W drugim spotkaniu z dobrej strony pokazali się nowi zawodnicy w drużynie Alana Knipe, 23-letni Matt Anderson (13 punktów) oraz 28-letni Russel Holmes (12 punktów). Liderem drużyny był jednak Clayton Stanley, który zdobył 19 oczek, w tym trzy samą zagrywką.
Amerykanie byli lepsi tego dnia w zasadzie w każdym elemencie siatkarskiego rzemiosła. Lepiej wypadli na zagrywce (8 punktów przy 7 zdobytych przez Finów) oraz w bloku (12 do 10), w czym celował zwłaszcza Holmes (4 punktowe bloki. Popełnili też mniej błędów własnych - 19, przy 24 drużyny z Europy.
Wśród podopiecznych Mauro Berruto nie zawiedli Urpo Sivula, który zdobył 22 punkty oraz nowy gracz Delecty Bydgoszcz, Antti Sittala (15 punktów).

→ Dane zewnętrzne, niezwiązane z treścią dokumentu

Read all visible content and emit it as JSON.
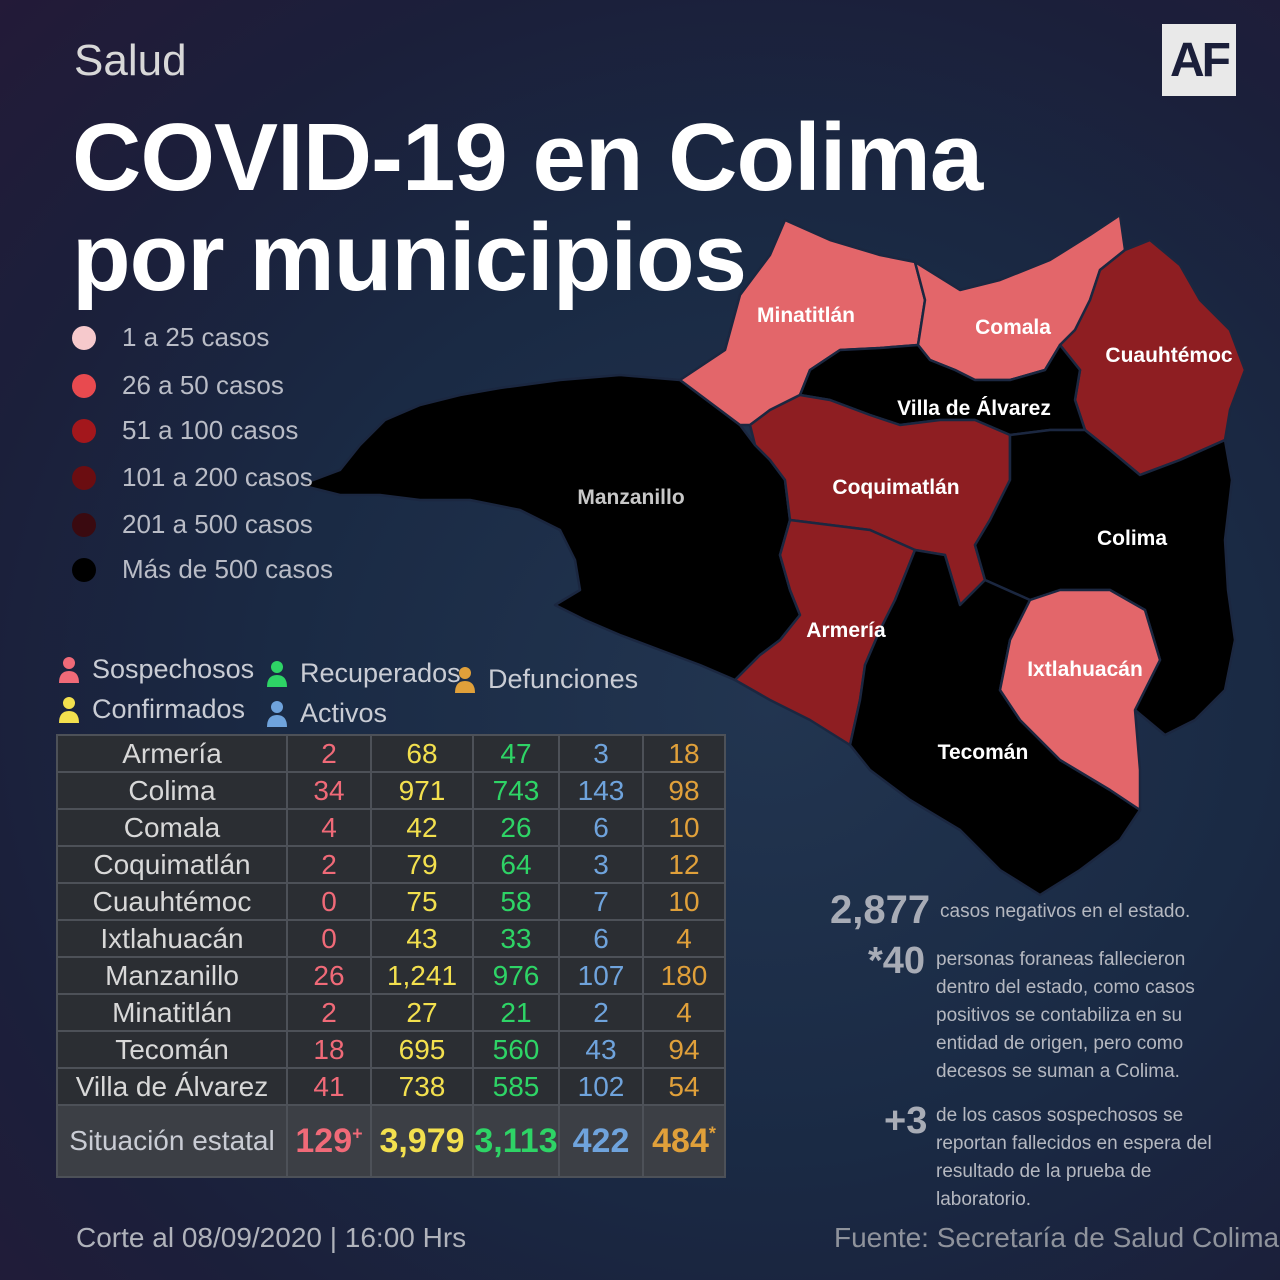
{
  "header": {
    "section": "Salud",
    "title_line1": "COVID-19 en Colima",
    "title_line2": "por municipios",
    "logo": "AF"
  },
  "legend": [
    {
      "label": "1 a 25 casos",
      "color": "#f6c9cc"
    },
    {
      "label": "26 a  50 casos",
      "color": "#e84a4f"
    },
    {
      "label": "51 a  100 casos",
      "color": "#a3171c"
    },
    {
      "label": "101 a  200 casos",
      "color": "#6b0d11"
    },
    {
      "label": "201  a  500 casos",
      "color": "#3a0a10"
    },
    {
      "label": "Más de 500 casos",
      "color": "#000000"
    }
  ],
  "categories": {
    "sospechosos": {
      "label": "Sospechosos",
      "color": "#f06a78",
      "icon": "person-icon"
    },
    "confirmados": {
      "label": "Confirmados",
      "color": "#f3e04e",
      "icon": "person-icon"
    },
    "recuperados": {
      "label": "Recuperados",
      "color": "#2ed466",
      "icon": "person-icon"
    },
    "activos": {
      "label": "Activos",
      "color": "#6fa3dc",
      "icon": "person-icon"
    },
    "defunciones": {
      "label": "Defunciones",
      "color": "#e0a03a",
      "icon": "person-icon"
    }
  },
  "map": {
    "colors": {
      "light": "#e3666a",
      "medium": "#8e1e22",
      "black": "#000000"
    },
    "labels": {
      "minatitlan": "Minatitlán",
      "comala": "Comala",
      "cuauhtemoc": "Cuauhtémoc",
      "villa": "Villa de Álvarez",
      "manzanillo": "Manzanillo",
      "coquimatlan": "Coquimatlán",
      "colima": "Colima",
      "armeria": "Armería",
      "ixtlahuacan": "Ixtlahuacán",
      "tecoman": "Tecomán"
    }
  },
  "table": {
    "rows": [
      {
        "name": "Armería",
        "sosp": "2",
        "conf": "68",
        "recu": "47",
        "act": "3",
        "def": "18"
      },
      {
        "name": "Colima",
        "sosp": "34",
        "conf": "971",
        "recu": "743",
        "act": "143",
        "def": "98"
      },
      {
        "name": "Comala",
        "sosp": "4",
        "conf": "42",
        "recu": "26",
        "act": "6",
        "def": "10"
      },
      {
        "name": "Coquimatlán",
        "sosp": "2",
        "conf": "79",
        "recu": "64",
        "act": "3",
        "def": "12"
      },
      {
        "name": "Cuauhtémoc",
        "sosp": "0",
        "conf": "75",
        "recu": "58",
        "act": "7",
        "def": "10"
      },
      {
        "name": "Ixtlahuacán",
        "sosp": "0",
        "conf": "43",
        "recu": "33",
        "act": "6",
        "def": "4"
      },
      {
        "name": "Manzanillo",
        "sosp": "26",
        "conf": "1,241",
        "recu": "976",
        "act": "107",
        "def": "180"
      },
      {
        "name": "Minatitlán",
        "sosp": "2",
        "conf": "27",
        "recu": "21",
        "act": "2",
        "def": "4"
      },
      {
        "name": "Tecomán",
        "sosp": "18",
        "conf": "695",
        "recu": "560",
        "act": "43",
        "def": "94"
      },
      {
        "name": "Villa de Álvarez",
        "sosp": "41",
        "conf": "738",
        "recu": "585",
        "act": "102",
        "def": "54"
      }
    ],
    "total": {
      "name": "Situación estatal",
      "sosp": "129",
      "sosp_mark": "+",
      "conf": "3,979",
      "recu": "3,113",
      "act": "422",
      "def": "484",
      "def_mark": "*"
    }
  },
  "notes": {
    "negativos_num": "2,877",
    "negativos_text": "casos negativos en el estado.",
    "foraneas_num": "*40",
    "foraneas_text": "personas foraneas fallecieron dentro del estado, como casos positivos se contabiliza en su entidad de origen, pero como decesos se suman a Colima.",
    "sospechosos_num": "+3",
    "sospechosos_text": "de los casos sospechosos se reportan fallecidos en espera del resultado de la prueba de laboratorio."
  },
  "footer": {
    "corte": "Corte al 08/09/2020 | 16:00 Hrs",
    "fuente": "Fuente: Secretaría de Salud Colima"
  }
}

- Uważam, że dzisiaj byliśmy zdecydowanie silniejsi. Zagraliśmy z większymi emocjami. Finowie pokazali się z dobrej strony. Dzisiejszego dnia uczyniliśmy krok w dobrym kierunku, po wczorajszej porażce - powiedział po meczu środkowy drużyny z USA, David Lee.
W następny weekend Finowie podejmą Rosjan. Stany Zjednoczone spotkają się natomiast na wyjeździe z Egiptem.
USA - Finlandia 3:1 (25:21, 18:25, 25:19, 25:23)
USA: Anderson (16), Lee (10), Priddy (7), Stanley (19), Hansen (1), Holmes (12), Lambourne (libero) oraz Patak (1), Lotman (7) i Holt (1).
Finlandia: Tervaportti (5), Siltala (15), Hietanen (9), Oivanen (9), Sivula (22), Lehtonen (4), Hyvärinen (libero) oraz Mäntylä.